The material presented
here is not Al-Anon Conference Approved Literature. It is a method
to exchange
information, ideas, feelings, problems and solutions on a personal
level.
I do not have many details to tell, because not much is happening. Today is one of those days when I find myself dissatisfied and angry. Every few months I am bringing this subject up, but my AB is waiting for the perfect conditions: A place (rental apartment is not good enough), a new job (he was SO unhappy with his old job), and besides the right day (not too many appointments please) it needs to be the right time (on Sundays 6am the chances are biggest that he is hasn't thought too much), perfect air temparature, and I have to make sure I am not wearing the huge comfi pyjamas exactly then.
Once I decided to bring the subject sex to the table, I just heard more and more of those conditions. I am tired of getting them thrown against my head and I have no intention of fulfilling or helping to fulfil any of those. Btw, I can understand why many relatives of alcoholics are so perfectionistic. You cannot fulfil those conditions!!
I do not want to cheat, I already changed Al-Anon groups after feeling hormones bubbling up because of a fellow member. I think this subject is more than about making myself happy. I want a functioning relationship and I find it scary to have the prospect of using our bed for sleeping only in the next years.
I read "The dilemma of the alcoholic marriage" and if those conclusions are true for us, I need a way to handle it. The alhohol is not just destroying the bodily functions, it is also making him gain weight and sweating and smelling terribly. I am afraid of another conversation like
"Honey, do you prefer this negligee or those pyjamas tonight?"
"This, but, darling, seriously. I have to make sure I get into the so and so many months long Asia project."
I sure recognize your description of all the "conditions."
I guess the real question is: can you live with things the way they are? Because we know how hopeless it is to change other people. I was pushed away in every sense -- physically and emotionally -- and the toll it began to take was pretty bad. But some people like a lot of separation in their relationships. It's different for everyone. I hope in time the answer will become clear for you. What's not good is that in-between state where you haven't made peace with things but you're still stuck in them. That was miserable!
I am relatively new to Al-Anon and I think it takes time for me to make peace with things. I already got a lot better, compared to the day of my first meeting. The first beer in the evening or day does not bother me that much any more.
I don't know if I can live like this forever. I gave myself a deadline. Before it I am not making any major decisions, unless necessary. In case though, I wonder if it makes sense to tell him I am breaking up, without having given him a chance?
I also wonder if there is anything I can change about me? In the book "The dilemma of the a. marriage" there were several types of people with sexual problems, and I could consider myself the "doubter", because I have doubts and I am afraid to be hurt.
Al-Anon advises us that when we're in doubt, we wait until things become clearer. (That's for people under no threat of physical harm, of course, which sounds like your case.)
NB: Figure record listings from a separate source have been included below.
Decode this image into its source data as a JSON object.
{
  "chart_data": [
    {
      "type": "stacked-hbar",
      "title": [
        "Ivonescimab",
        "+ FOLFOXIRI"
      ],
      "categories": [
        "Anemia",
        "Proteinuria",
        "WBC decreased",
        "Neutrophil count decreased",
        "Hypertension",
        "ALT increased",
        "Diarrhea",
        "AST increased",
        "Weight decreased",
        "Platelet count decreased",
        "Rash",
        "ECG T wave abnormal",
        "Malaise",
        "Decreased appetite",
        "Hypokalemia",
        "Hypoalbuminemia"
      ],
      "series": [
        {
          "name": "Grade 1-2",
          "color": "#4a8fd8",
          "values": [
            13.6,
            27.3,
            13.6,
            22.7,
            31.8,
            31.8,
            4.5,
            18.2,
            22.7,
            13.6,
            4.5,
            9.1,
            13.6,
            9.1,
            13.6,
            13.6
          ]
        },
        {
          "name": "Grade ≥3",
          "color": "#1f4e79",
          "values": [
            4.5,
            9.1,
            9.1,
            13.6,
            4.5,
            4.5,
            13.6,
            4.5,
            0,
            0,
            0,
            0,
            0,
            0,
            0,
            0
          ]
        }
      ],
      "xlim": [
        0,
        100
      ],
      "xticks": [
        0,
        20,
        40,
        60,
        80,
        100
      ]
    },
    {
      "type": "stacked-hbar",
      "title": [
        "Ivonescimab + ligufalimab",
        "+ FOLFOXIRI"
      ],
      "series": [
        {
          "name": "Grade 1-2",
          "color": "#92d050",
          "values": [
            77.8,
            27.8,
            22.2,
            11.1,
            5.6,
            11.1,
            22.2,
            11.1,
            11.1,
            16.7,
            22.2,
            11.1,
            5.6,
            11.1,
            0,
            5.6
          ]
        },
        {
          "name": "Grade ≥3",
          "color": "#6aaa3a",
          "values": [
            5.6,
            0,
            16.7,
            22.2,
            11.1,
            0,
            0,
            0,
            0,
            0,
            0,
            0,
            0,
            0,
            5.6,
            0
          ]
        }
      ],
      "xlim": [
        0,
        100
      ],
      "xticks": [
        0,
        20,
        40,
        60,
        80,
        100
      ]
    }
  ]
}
For me, the "giving him a last chance" turned out to be just so I could tell myself that I'd done it and not have second thoughts afterwards. But who in a relationship can't tell whether the other person is unhappy? I think if we've gently but seriously made ourselves clear, we have to take their response as our answer. Now whether that answer is workable for us is a different question.
From everything I've seen and read, problems in a relationship with an A do not get better unless the A goes into recovery. (And sticks with it.) Sometimes recovery isn't enough. But you can't get started on the rest until the recovery is going.
"Forcing" someone into recovery has its own issues. On very rare occasions we can corner someone into making a stab at recovery -- they'll sullenly agree to go to meetings or check into rehab -- but what we find is that unless they make their own decision to recover, they're just going through the motions until the drinking starts again.
I'm sorry if this sounds discouraging. What I've found, though, is that we shouldn't wait for them to stop drinking before we start living our lives peacefully and joyfully. Learning and working the steps helps with that.
I think you are right. I also think he knows that th A is the main issue. He handles it very similarly. I did not find it too discouraging, as it does not mean the end of the relationship right away. The deadline it set myself is next year, so I have at least until then to see things clearly.